KUHAP sendiri telah menganut pemisahan tegas antara fungsi penyidikan dan penuntutan.

Namun, melalui revisi ini, kejaksaan justru semakin memperluas cakupan kewenangannya, sehingga berpotensi menjadi “lembaga superbody” yang tidak terkendali.

“Jika revisi ini disahkan, kejaksaan tidak hanya menyaingi KPK dalam kasus korupsi, tetapi juga akan memiliki kuasa yang lebih besar dari kepolisian dalam penyidikan, serta dapat mengintervensi keputusan pengadilan.

Ini sangat berbahaya bagi sistem peradilan kita,” jelasnya.

Gelombang penolakan terhadap asas dominus litis mulai mengemuka di masyarakat.

Hingga sore hari ini, hampir 40 ribu orang telah menandatangani petisi online menolak revisi UU Kejaksaan dan KUHAP.

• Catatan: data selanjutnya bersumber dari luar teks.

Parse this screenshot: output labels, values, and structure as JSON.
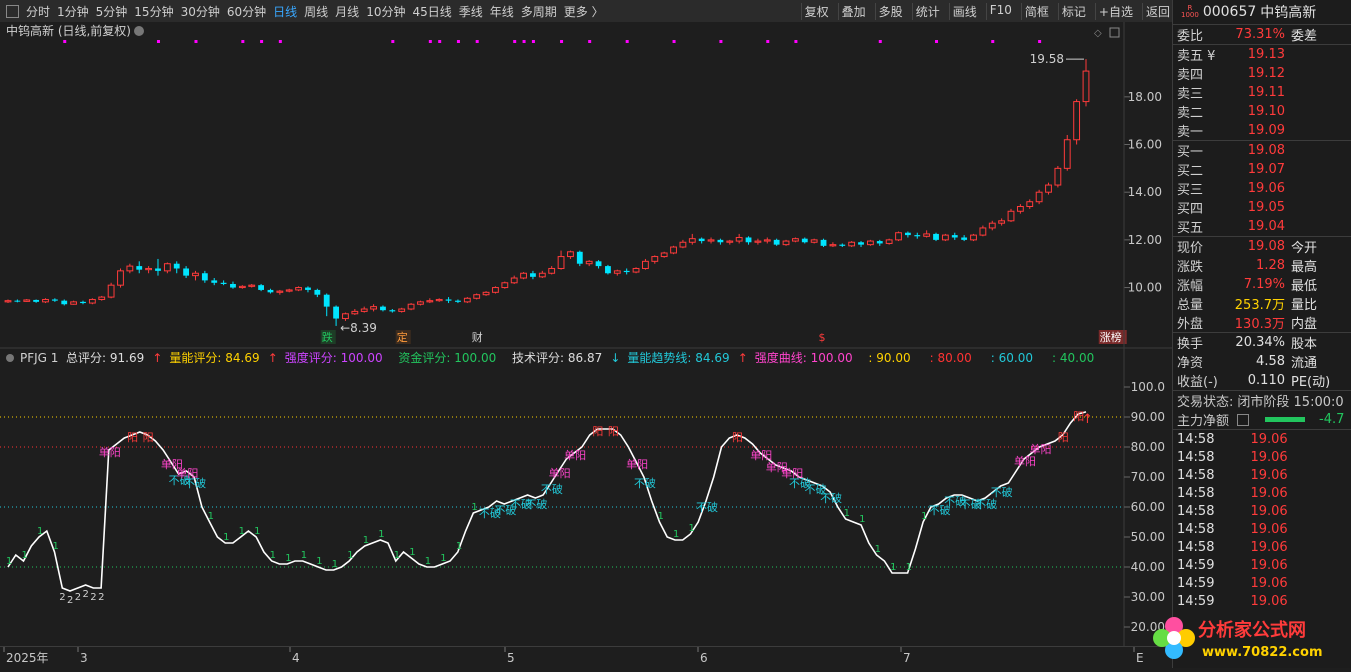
{
  "toolbar": {
    "periods": [
      "分时",
      "1分钟",
      "5分钟",
      "15分钟",
      "30分钟",
      "60分钟",
      "日线",
      "周线",
      "月线",
      "10分钟",
      "45日线",
      "季线",
      "年线",
      "多周期",
      "更多 〉"
    ],
    "active": "日线",
    "actions": [
      "复权",
      "叠加",
      "多股",
      "统计",
      "画线",
      "F10",
      "简框",
      "标记",
      "+自选",
      "返回"
    ]
  },
  "main_chart": {
    "title": "中钨高新 (日线,前复权)",
    "price_ticks": [
      "18.00",
      "16.00",
      "14.00",
      "12.00",
      "10.00"
    ],
    "high_label": "19.58",
    "low_label": "8.39",
    "event_labels": [
      "跌",
      "定",
      "财",
      "$",
      "涨榜"
    ],
    "candles": [
      [
        9.4,
        9.45,
        9.35,
        9.5
      ],
      [
        9.45,
        9.42,
        9.38,
        9.5
      ],
      [
        9.42,
        9.48,
        9.4,
        9.52
      ],
      [
        9.48,
        9.4,
        9.36,
        9.5
      ],
      [
        9.4,
        9.5,
        9.35,
        9.55
      ],
      [
        9.5,
        9.45,
        9.4,
        9.55
      ],
      [
        9.45,
        9.3,
        9.25,
        9.5
      ],
      [
        9.3,
        9.4,
        9.28,
        9.45
      ],
      [
        9.4,
        9.35,
        9.3,
        9.45
      ],
      [
        9.35,
        9.5,
        9.3,
        9.55
      ],
      [
        9.5,
        9.6,
        9.45,
        9.65
      ],
      [
        9.6,
        10.1,
        9.55,
        10.2
      ],
      [
        10.1,
        10.7,
        10.0,
        10.8
      ],
      [
        10.7,
        10.9,
        10.6,
        11.0
      ],
      [
        10.9,
        10.75,
        10.6,
        11.1
      ],
      [
        10.75,
        10.8,
        10.6,
        10.9
      ],
      [
        10.8,
        10.7,
        10.5,
        11.2
      ],
      [
        10.7,
        11.0,
        10.6,
        11.05
      ],
      [
        11.0,
        10.8,
        10.6,
        11.1
      ],
      [
        10.8,
        10.5,
        10.4,
        10.9
      ],
      [
        10.5,
        10.6,
        10.3,
        10.7
      ],
      [
        10.6,
        10.3,
        10.2,
        10.7
      ],
      [
        10.3,
        10.2,
        10.1,
        10.4
      ],
      [
        10.2,
        10.15,
        10.1,
        10.3
      ],
      [
        10.15,
        10.0,
        9.95,
        10.25
      ],
      [
        10.0,
        10.05,
        9.95,
        10.1
      ],
      [
        10.05,
        10.1,
        10.0,
        10.15
      ],
      [
        10.1,
        9.9,
        9.85,
        10.15
      ],
      [
        9.9,
        9.8,
        9.75,
        9.95
      ],
      [
        9.8,
        9.85,
        9.7,
        9.9
      ],
      [
        9.85,
        9.9,
        9.8,
        9.95
      ],
      [
        9.9,
        10.0,
        9.85,
        10.05
      ],
      [
        10.0,
        9.9,
        9.8,
        10.05
      ],
      [
        9.9,
        9.7,
        9.6,
        9.95
      ],
      [
        9.7,
        9.2,
        8.8,
        9.75
      ],
      [
        9.2,
        8.7,
        8.39,
        9.25
      ],
      [
        8.7,
        8.9,
        8.6,
        8.95
      ],
      [
        8.9,
        9.0,
        8.85,
        9.1
      ],
      [
        9.0,
        9.1,
        8.95,
        9.2
      ],
      [
        9.1,
        9.2,
        9.0,
        9.3
      ],
      [
        9.2,
        9.05,
        9.0,
        9.25
      ],
      [
        9.05,
        9.0,
        8.95,
        9.1
      ],
      [
        9.0,
        9.1,
        8.95,
        9.15
      ],
      [
        9.1,
        9.3,
        9.05,
        9.35
      ],
      [
        9.3,
        9.4,
        9.25,
        9.45
      ],
      [
        9.4,
        9.45,
        9.35,
        9.55
      ],
      [
        9.45,
        9.5,
        9.4,
        9.55
      ],
      [
        9.5,
        9.45,
        9.35,
        9.6
      ],
      [
        9.45,
        9.4,
        9.35,
        9.5
      ],
      [
        9.4,
        9.55,
        9.35,
        9.6
      ],
      [
        9.55,
        9.7,
        9.5,
        9.75
      ],
      [
        9.7,
        9.8,
        9.65,
        9.85
      ],
      [
        9.8,
        10.0,
        9.75,
        10.05
      ],
      [
        10.0,
        10.2,
        9.95,
        10.25
      ],
      [
        10.2,
        10.4,
        10.15,
        10.5
      ],
      [
        10.4,
        10.6,
        10.35,
        10.65
      ],
      [
        10.6,
        10.45,
        10.35,
        10.7
      ],
      [
        10.45,
        10.6,
        10.4,
        10.7
      ],
      [
        10.6,
        10.8,
        10.55,
        10.9
      ],
      [
        10.8,
        11.3,
        10.75,
        11.55
      ],
      [
        11.3,
        11.5,
        11.2,
        11.55
      ],
      [
        11.5,
        11.0,
        10.9,
        11.55
      ],
      [
        11.0,
        11.1,
        10.9,
        11.15
      ],
      [
        11.1,
        10.9,
        10.8,
        11.15
      ],
      [
        10.9,
        10.6,
        10.55,
        10.95
      ],
      [
        10.6,
        10.7,
        10.5,
        10.75
      ],
      [
        10.7,
        10.65,
        10.55,
        10.8
      ],
      [
        10.65,
        10.8,
        10.6,
        10.85
      ],
      [
        10.8,
        11.1,
        10.75,
        11.2
      ],
      [
        11.1,
        11.3,
        11.0,
        11.35
      ],
      [
        11.3,
        11.45,
        11.25,
        11.5
      ],
      [
        11.45,
        11.7,
        11.4,
        11.75
      ],
      [
        11.7,
        11.9,
        11.65,
        12.0
      ],
      [
        11.9,
        12.05,
        11.8,
        12.25
      ],
      [
        12.05,
        11.95,
        11.85,
        12.1
      ],
      [
        11.95,
        12.0,
        11.85,
        12.1
      ],
      [
        12.0,
        11.9,
        11.8,
        12.05
      ],
      [
        11.9,
        11.95,
        11.8,
        12.0
      ],
      [
        11.95,
        12.1,
        11.85,
        12.25
      ],
      [
        12.1,
        11.9,
        11.8,
        12.15
      ],
      [
        11.9,
        11.95,
        11.8,
        12.05
      ],
      [
        11.95,
        12.0,
        11.85,
        12.1
      ],
      [
        12.0,
        11.8,
        11.75,
        12.05
      ],
      [
        11.8,
        11.95,
        11.75,
        12.0
      ],
      [
        11.95,
        12.05,
        11.9,
        12.1
      ],
      [
        12.05,
        11.9,
        11.85,
        12.1
      ],
      [
        11.9,
        12.0,
        11.85,
        12.05
      ],
      [
        12.0,
        11.75,
        11.7,
        12.05
      ],
      [
        11.75,
        11.8,
        11.7,
        11.9
      ],
      [
        11.8,
        11.75,
        11.7,
        11.85
      ],
      [
        11.75,
        11.9,
        11.7,
        11.95
      ],
      [
        11.9,
        11.8,
        11.7,
        11.95
      ],
      [
        11.8,
        11.95,
        11.75,
        12.0
      ],
      [
        11.95,
        11.85,
        11.75,
        12.0
      ],
      [
        11.85,
        12.0,
        11.8,
        12.05
      ],
      [
        12.0,
        12.3,
        11.95,
        12.35
      ],
      [
        12.3,
        12.2,
        12.1,
        12.35
      ],
      [
        12.2,
        12.15,
        12.05,
        12.3
      ],
      [
        12.15,
        12.25,
        12.1,
        12.4
      ],
      [
        12.25,
        12.0,
        11.95,
        12.3
      ],
      [
        12.0,
        12.2,
        11.95,
        12.25
      ],
      [
        12.2,
        12.1,
        12.0,
        12.3
      ],
      [
        12.1,
        12.0,
        11.95,
        12.2
      ],
      [
        12.0,
        12.2,
        11.95,
        12.25
      ],
      [
        12.2,
        12.5,
        12.15,
        12.6
      ],
      [
        12.5,
        12.7,
        12.4,
        12.8
      ],
      [
        12.7,
        12.8,
        12.6,
        12.9
      ],
      [
        12.8,
        13.2,
        12.75,
        13.3
      ],
      [
        13.2,
        13.4,
        13.1,
        13.5
      ],
      [
        13.4,
        13.6,
        13.3,
        13.7
      ],
      [
        13.6,
        14.0,
        13.5,
        14.1
      ],
      [
        14.0,
        14.3,
        13.9,
        14.4
      ],
      [
        14.3,
        15.0,
        14.2,
        15.1
      ],
      [
        15.0,
        16.2,
        14.9,
        16.4
      ],
      [
        16.2,
        17.8,
        16.0,
        17.9
      ],
      [
        17.8,
        19.08,
        17.6,
        19.58
      ]
    ]
  },
  "indicator": {
    "name": "PFJG 1",
    "header_items": [
      {
        "label": "总评分: 91.69",
        "arrow": "↑",
        "color": "#dddddd"
      },
      {
        "label": "量能评分: 84.69",
        "arrow": "↑",
        "color": "#ffd200"
      },
      {
        "label": "强度评分: 100.00",
        "arrow": "",
        "color": "#cc44ff"
      },
      {
        "label": "资金评分: 100.00",
        "arrow": "",
        "color": "#22c55e"
      },
      {
        "label": "技术评分: 86.87",
        "arrow": "↓",
        "color": "#dddddd"
      },
      {
        "label": "量能趋势线: 84.69",
        "arrow": "↑",
        "color": "#22c8d8"
      },
      {
        "label": "强度曲线: 100.00",
        "arrow": "",
        "color": "#ff44cc"
      },
      {
        "label": ": 90.00",
        "arrow": "",
        "color": "#ffd200"
      },
      {
        "label": ": 80.00",
        "arrow": "",
        "color": "#ff3333"
      },
      {
        "label": ": 60.00",
        "arrow": "",
        "color": "#22c8d8"
      },
      {
        "label": ": 40.00",
        "arrow": "",
        "color": "#22c55e"
      }
    ],
    "score_ticks": [
      "100.0",
      "90.00",
      "80.00",
      "70.00",
      "60.00",
      "50.00",
      "40.00",
      "30.00",
      "20.00"
    ],
    "levels": [
      90,
      80,
      60,
      40
    ],
    "series": [
      40,
      44,
      42,
      47,
      50,
      52,
      45,
      33,
      32,
      33,
      34,
      33,
      33,
      79,
      81,
      83,
      84,
      85,
      84,
      82,
      79,
      75,
      71,
      72,
      70,
      60,
      55,
      50,
      48,
      48,
      50,
      52,
      50,
      45,
      42,
      41,
      41,
      42,
      42,
      41,
      40,
      39,
      39,
      40,
      42,
      45,
      47,
      48,
      49,
      48,
      42,
      45,
      43,
      41,
      40,
      40,
      41,
      42,
      45,
      52,
      58,
      59,
      60,
      62,
      61,
      62,
      63,
      64,
      63,
      64,
      68,
      72,
      76,
      78,
      80,
      84,
      86,
      86,
      86,
      84,
      80,
      75,
      70,
      62,
      55,
      50,
      49,
      49,
      51,
      55,
      62,
      70,
      80,
      83,
      84,
      83,
      81,
      78,
      76,
      74,
      73,
      72,
      70,
      69,
      68,
      67,
      65,
      60,
      56,
      55,
      54,
      48,
      44,
      42,
      38,
      38,
      38,
      46,
      55,
      60,
      61,
      63,
      64,
      64,
      63,
      62,
      63,
      65,
      67,
      68,
      72,
      76,
      78,
      80,
      81,
      82,
      84,
      88,
      91,
      91.69
    ],
    "signal_labels": [
      "阳",
      "单阳",
      "不破",
      "1",
      "2"
    ]
  },
  "x_axis": {
    "labels": [
      "2025年",
      "3",
      "4",
      "5",
      "6",
      "7",
      "E"
    ]
  },
  "quote": {
    "code": "000657",
    "name": "中钨高新",
    "badge_top": "R",
    "badge_bottom": "1000",
    "webi_label": "委比",
    "webi_value": "73.31%",
    "wecha_label": "委差",
    "asks": [
      {
        "label": "卖五 ¥",
        "price": "19.13"
      },
      {
        "label": "卖四",
        "price": "19.12"
      },
      {
        "label": "卖三",
        "price": "19.11"
      },
      {
        "label": "卖二",
        "price": "19.10"
      },
      {
        "label": "卖一",
        "price": "19.09"
      }
    ],
    "bids": [
      {
        "label": "买一",
        "price": "19.08"
      },
      {
        "label": "买二",
        "price": "19.07"
      },
      {
        "label": "买三",
        "price": "19.06"
      },
      {
        "label": "买四",
        "price": "19.05"
      },
      {
        "label": "买五",
        "price": "19.04"
      }
    ],
    "stats": [
      {
        "l": "现价",
        "v": "19.08",
        "r": "今开",
        "c": "red"
      },
      {
        "l": "涨跌",
        "v": "1.28",
        "r": "最高",
        "c": "red"
      },
      {
        "l": "涨幅",
        "v": "7.19%",
        "r": "最低",
        "c": "red"
      },
      {
        "l": "总量",
        "v": "253.7万",
        "r": "量比",
        "c": "yel"
      },
      {
        "l": "外盘",
        "v": "130.3万",
        "r": "内盘",
        "c": "red"
      }
    ],
    "stats2": [
      {
        "l": "换手",
        "v": "20.34%",
        "r": "股本"
      },
      {
        "l": "净资",
        "v": "4.58",
        "r": "流通"
      },
      {
        "l": "收益(-)",
        "v": "0.110",
        "r": "PE(动)"
      }
    ],
    "status_label": "交易状态:",
    "status_value": "闭市阶段 15:00:0",
    "net_label": "主力净额",
    "net_value": "-4.7",
    "ticks": [
      {
        "t": "14:58",
        "p": "19.06"
      },
      {
        "t": "14:58",
        "p": "19.06"
      },
      {
        "t": "14:58",
        "p": "19.06"
      },
      {
        "t": "14:58",
        "p": "19.06"
      },
      {
        "t": "14:58",
        "p": "19.06"
      },
      {
        "t": "14:58",
        "p": "19.06"
      },
      {
        "t": "14:58",
        "p": "19.06"
      },
      {
        "t": "14:59",
        "p": "19.06"
      },
      {
        "t": "14:59",
        "p": "19.06"
      },
      {
        "t": "14:59",
        "p": "19.06"
      }
    ]
  },
  "logo": {
    "text": "分析家公式网",
    "url_text": "www.70822.com"
  },
  "colors": {
    "up": "#ff3b3b",
    "down": "#00e5ff",
    "bg": "#1e1e1e",
    "accent": "#39a8ff"
  }
}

Haidar Alwi mengingatkan bahwa jika DPR dan pemerintah tidak menyikapi polemik ini dengan bijak, bukan tidak mungkin protes di dunia maya akan berubah menjadi aksi massa di lapangan.

Terlebih jika revisi tersebut disahkan secara diam-diam tanpa melibatkan partisipasi publik, seperti yang terjadi dalam revisi UU KPK dan KUHP pada 2019.

“Seharusnya, revisi ini bertujuan memperkuat transparansi, akses, serta kesetaraan dalam sistem peradilan pidana.

Bukan justru memperbesar otoritas satu lembaga dengan mengorbankan fungsi checks and balances.

Jika ini dibiarkan, penyalahgunaan kekuasaan, praktik korupsi, dan melemahnya kontrol hukum hanya tinggal menunggu waktu,” tutup Haidar Alwi.